Learning that her former lover killed her father, Ophelia has gone insane. Claudius and Gertrude, recognizing their shared guilt in the circumstances leading to this, are horror-struck. Horatio has just received the news that Hamlet has escaped both assassins and pirates, and has returned to Denmark. Laertes, Ophelia's brother, has also returned, and is bent on revenge, or retaliation, against Hamlet.

Claudius Persuades

Shakespeare opens Act 4, Scene 7 of Hamlet with Claudius and Laertes in mid-conversation. Claudius has just talked Laertes out of wanting to wreak revenge on him by explaining that he, not Laertes' father Polonius, was Hamlet's intended victim. He then explains at great length to Laertes why he hasn't punished Hamlet for attempted assassination. Not only does Claudius want to avoid hurting his wife, Gertrude, but he's afraid of the reaction of the common people, who adore Hamlet (lines 11-26, Folger edition). The conversation reveals that Claudius is not a good king, or a strong person; he's just ruthless.

Their exchange is interrupted by a note from none other than Hamlet. Brief and disjointed, it could be the letter of a madman. It could also be the letter of someone recklessly brave. We've seen more of Hamlet's true feelings in his earlier, longer letter to Horatio. Here, he mocks Claudius, ironically calling him 'high and mighty' (line 49). Although his self-description as 'naked' could refer to his powerlessness, it could also be a veiled threat, comparing himself to a naked sword, a weapon ready to use.

A Murderous Plot

Laertes is delighted to hear that Hamlet's back in Denmark: it means he can accuse him of being responsible for his father's death and his sister's madness (lines 61-63). Claudius rejoins that they can do better than that: they can arrange to have Hamlet killed in such a way that even the queen will call it an accident (lines 71-76). Claudius' plan is to stage a fencing bout between Hamlet and Laertes, in which Laertes' sword will remain 'accidentally' sharp. Laertes loves this plan, and adds that he'll put some poison on the sword, so that Hamlet will die, even if he's only scratched. Laertes' extreme eagerness to take revenge for his father's death is contrasted implicitly with Hamlet's inaction.

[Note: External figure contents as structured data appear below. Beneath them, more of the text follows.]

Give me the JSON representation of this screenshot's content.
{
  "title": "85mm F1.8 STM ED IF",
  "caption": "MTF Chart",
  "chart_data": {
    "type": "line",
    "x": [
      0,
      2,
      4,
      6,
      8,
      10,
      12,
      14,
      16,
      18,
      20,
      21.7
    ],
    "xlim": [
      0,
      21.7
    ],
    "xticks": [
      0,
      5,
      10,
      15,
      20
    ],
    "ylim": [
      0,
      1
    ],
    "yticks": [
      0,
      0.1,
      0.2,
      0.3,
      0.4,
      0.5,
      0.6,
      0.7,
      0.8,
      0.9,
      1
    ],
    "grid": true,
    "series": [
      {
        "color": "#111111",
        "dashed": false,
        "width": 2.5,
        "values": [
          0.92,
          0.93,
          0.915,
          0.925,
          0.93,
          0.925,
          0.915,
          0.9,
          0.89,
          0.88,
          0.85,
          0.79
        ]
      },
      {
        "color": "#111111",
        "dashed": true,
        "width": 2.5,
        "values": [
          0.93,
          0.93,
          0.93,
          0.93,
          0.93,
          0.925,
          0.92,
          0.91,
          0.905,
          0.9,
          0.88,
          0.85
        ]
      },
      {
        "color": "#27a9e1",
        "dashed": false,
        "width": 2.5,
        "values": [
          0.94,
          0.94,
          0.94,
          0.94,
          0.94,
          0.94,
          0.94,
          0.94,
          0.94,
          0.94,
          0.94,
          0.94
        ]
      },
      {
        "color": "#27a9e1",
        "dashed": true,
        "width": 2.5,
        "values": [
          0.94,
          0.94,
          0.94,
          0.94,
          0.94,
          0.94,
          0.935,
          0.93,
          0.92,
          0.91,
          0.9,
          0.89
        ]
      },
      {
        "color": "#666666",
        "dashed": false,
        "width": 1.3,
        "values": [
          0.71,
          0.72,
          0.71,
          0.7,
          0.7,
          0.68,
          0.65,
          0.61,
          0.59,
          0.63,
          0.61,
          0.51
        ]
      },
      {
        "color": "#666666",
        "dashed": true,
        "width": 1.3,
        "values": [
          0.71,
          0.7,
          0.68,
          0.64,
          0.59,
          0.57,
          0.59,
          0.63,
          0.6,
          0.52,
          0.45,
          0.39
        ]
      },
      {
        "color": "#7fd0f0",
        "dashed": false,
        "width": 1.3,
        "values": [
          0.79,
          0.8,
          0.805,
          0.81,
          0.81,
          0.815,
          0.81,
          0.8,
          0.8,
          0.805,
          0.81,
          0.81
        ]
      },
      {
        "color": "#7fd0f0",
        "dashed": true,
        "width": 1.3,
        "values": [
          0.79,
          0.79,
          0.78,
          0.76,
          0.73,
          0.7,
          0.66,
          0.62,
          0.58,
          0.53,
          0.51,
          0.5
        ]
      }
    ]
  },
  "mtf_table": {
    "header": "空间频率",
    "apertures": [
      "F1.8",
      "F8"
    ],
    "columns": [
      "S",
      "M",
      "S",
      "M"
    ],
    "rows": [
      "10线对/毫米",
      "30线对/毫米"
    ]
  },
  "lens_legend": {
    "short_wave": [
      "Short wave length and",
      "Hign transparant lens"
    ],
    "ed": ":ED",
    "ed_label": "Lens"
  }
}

It's easy to sympathize with Laertes' grief and anger, but Shakespeare leaves the audience with questions, as well. Who buys a poison off a traveling salesman? What kind of life has Laertes been leading in Paris, that he is famous for sword fighting and just happens to have a deadly poison on him? Claudius is better at plotting than Laertes. After all, he has practice. Having decided on assassination, he also has a backup plan ready: he'll poison a glass of wine, so that if Laertes doesn't succeed in touching Hamlet with his sword, they can poison the prince another way.

Ophelia Drowns

For the second time in the scene, Claudius and Laertes are interrupted. Gertrude comes in, obviously distraught. When she can catch her breath, she addresses Laertes directly. In ignoring the king, she's breaking the rules of court etiquette, but her news is dire: Ophelia's drowned.

J. E. Millais, Ophelia in the Brook
Millais

Later artists have been guilty of prettifying Ophelia's death; there's a lot of sexist voyeurism in the Victorian fascination with the scene so vividly described by Gertrude. In the context of the play, however, Shakespeare makes this horrifying. Even the king and queen are deeply disturbed. Shakespeare wants his audience to share this feeling. In the queen's identification of flowers that are sometimes given sexual nicknames, and sometimes called 'dead men's fingers,' she alludes to Hamlet's cruelty and Polonius' death as the twofold cause of Ophelia's madness (lines 193-95).